Hoov's Musings (volume 5, number 10)  

Don’t Stub Your TOE
Mark Hoover, President, Acuitive, Inc.

One area of relatively active investment and development energy in the last 18-24 months has been the TCP Offload Engine (TOE).  TOEs are devices that offload central CPUs from some or all of the work of TCP processing.   The expectation is that, by doing so, the performance of the system will improve considerably because cycles are returned to the central CPU for performing other functions that are kind of important – like running applications.

A handful of companies have been funded to build TOEs, and even more have been funded to build devices with TOE functionality in it, along with assist for other higher-level functions.  The interest in TOEs has been high because in theory all kinds of devices could use TCP assist – web servers, application servers, database servers, NAS servers, file servers, iSCSI endpoints and gateways, SAN gateways, SAN IP virtualization devices, proxy caches, proxy firewalls, web acceleration devices (such as SSL or XML accelerators), content switches, high speed clients, network test equipment, and so on.  Basically any device that terminates TCP is a candidate – and what doesn’t terminate TCP?  Having said that, since the value proposition is performance related, most of the focus has been on devices that either terminate lots and lots of TCP connections and/or terminate big fat TCP connections (there is a company or two focused on the opposite side of the spectrum – very low power, low footprint TCP/IP solutions for small devices such as cell phones and toasters, but it is a different enough market that I choose not to address it here).

My belief is a couple of reasonably successful companies will result from the investments in this space, but the market isn’t big enough for everyone to share, therefore there will be lots of drop-outs.  So, who will win out?

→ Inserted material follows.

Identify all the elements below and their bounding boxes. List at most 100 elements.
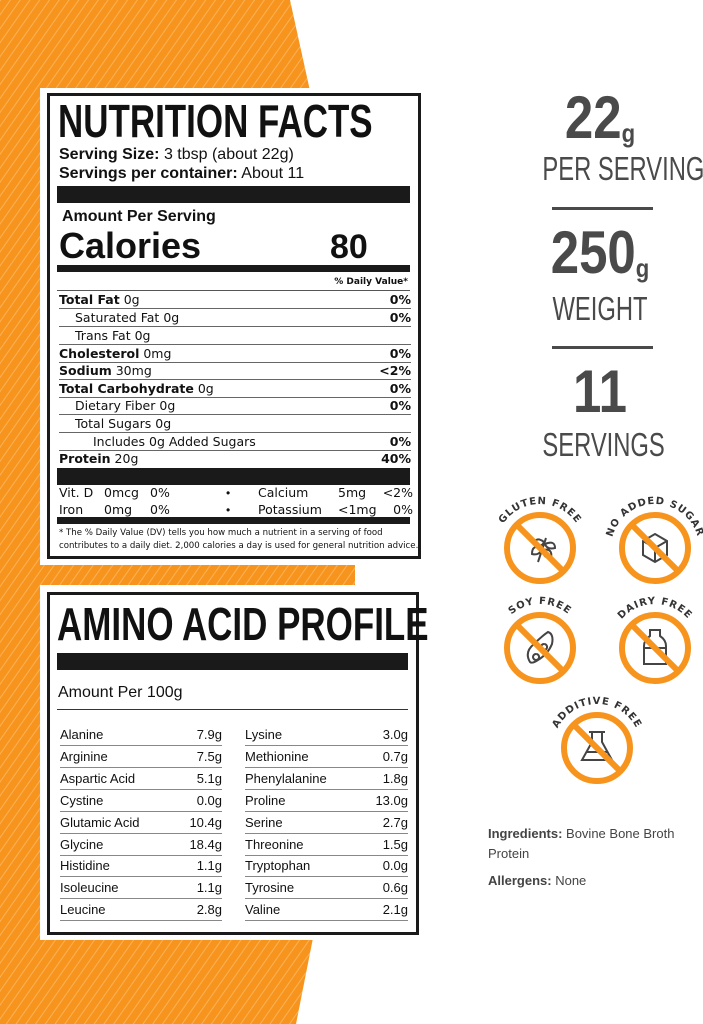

The TOE market will be fundamentally capped by the fact there are at least a couple of TOE-avoidance strategies viable in the majority of cases. The main competition to a TOE is the same-old run TCP on your host processor.  In theory you get about one bps of unidirectional TCP processing out of every one Hz of CPU power.  In practice, it’s about half that (but increasing).  So, at 100 Mbps and below today, TCP doesn’t take up a very large part of a one GHz processor, and there is no real demand for TOEs at those speeds.  At higher speeds, like one Gbps, there can be some advantage today because the slice of CPU required to perform TCP may be too high.  But as Mr. Moore continually works to increase the performance of your host CPU (3 GHz processors shipping now!!) and, (probably more importantly) software engineers work to squeeze every bit of inefficiency out of their protocol stacks, the line at which the cost of TCP offload is justified by the performance advantage keeps moving up.  Even today, there is debate at one Gbps.

Even if there is an advantage of off-loading the TCP function from the host CPU, one option is to execute that via just another CPU or multi-CPU chip, like a Broadcom (SiByte) chip with optimized code.  For Broadcom, the SiByte products are its TOE strategy.  Over time, they’ll just add more CPU cores and some modest hardware assist for checksum generation and verification, direct DMA of packets to/from the MAC to DRAM, and arbitrary aligned DMA chains to allow the formation of packets on the fly without any copy so data can fly directly from your application space onto the network.  You can’t do a whole lot better than that.  As these solutions become more optimized for network I/O and TCP off-load applications, the advantage narrows for purpose-build TOEs.  Today, this TOE-avoidance choice seems to be common for designs in the 100s of Mbps to one or two Gbps, even though most of the I/O optimization capabilities mentioned above haven’t rolled out yet.

So the vendor of a TOE-specific product has to achieve one of two things:

  1. Performance faster than the CPU-oriented alternatives can achieve, which today means multi-Gbps through 10 Gbps and in the future will mean 40 Gbps.
     

  2. A significantly better cost and power solution compared to SiByte, taking into account all of the peripheral circuitry (if any) required to implement both SiByte and the TOE solution.

This creates a problem for the TOE vendors, because semiconductor vendors generally need unit volume to be profitable.  I believe the TOE market is not large enough to be heavily subdivided, and therefore the winner needs to achieve both of the above.  The winning vendor will be the one who creates an architectural advantage, and leverages it for the highest possible performance in one product and the lowest possible cost at a slower speed in another product. The winner has to have a 10 Gbps solution and an architecture that can scale both up and down.  Lower speed socket wins will represent a transient, yet still very important market as processor-based solutions move up the ladder.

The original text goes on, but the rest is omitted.